# New Laptop Hard disk and a portable external hard disk needed . suggestion please



## Skyh3ck (Jun 17, 2014)

Hi friends

as i posted in my other post that my laptop hdd died and now i need to replace it

My laptop is Lenovo B490 with Intel PDC processor and 2 GB DDR3 Ram

It has Toshiba 7200 rpm 500 gb hdd which died and i want to replace it,

Please guys give me suggestion on which company brand should i opt for Western Digital, Hitachi, Seagate, etc.

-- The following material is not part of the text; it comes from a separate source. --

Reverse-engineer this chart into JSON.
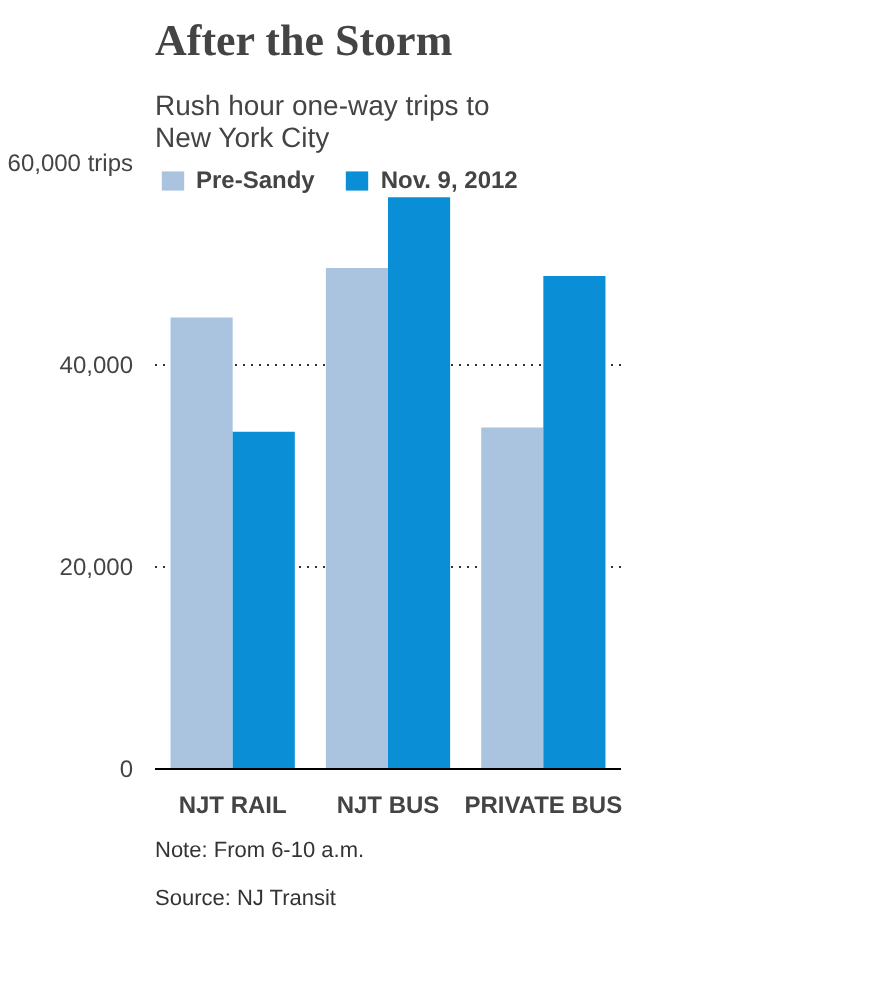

can i buy any 2.5 inch hdd from market and put it on my laptop, or is there anything else to take care of ?

Please help very urgent


----------



## whitestar_999 (Jun 17, 2014)

you can use any 2.5" hdd & choose WD for their best after sales support among all hdd manufacturers in India.


----------



## $hadow (Jun 18, 2014)

+1 to WD.


----------



## Skyh3ck (Jun 29, 2014)

but do i have to buy with the right part number as of my laptop, or any will do.

i need more years of warranty , i will be installing 

Windows 7, ubuntu, limnux mint or possible then mac os x in multiboot

How much a 1 TB and a 500 GB will cost,


----------



## Skyh3ck (Jul 1, 2014)

hey firends please reply


----------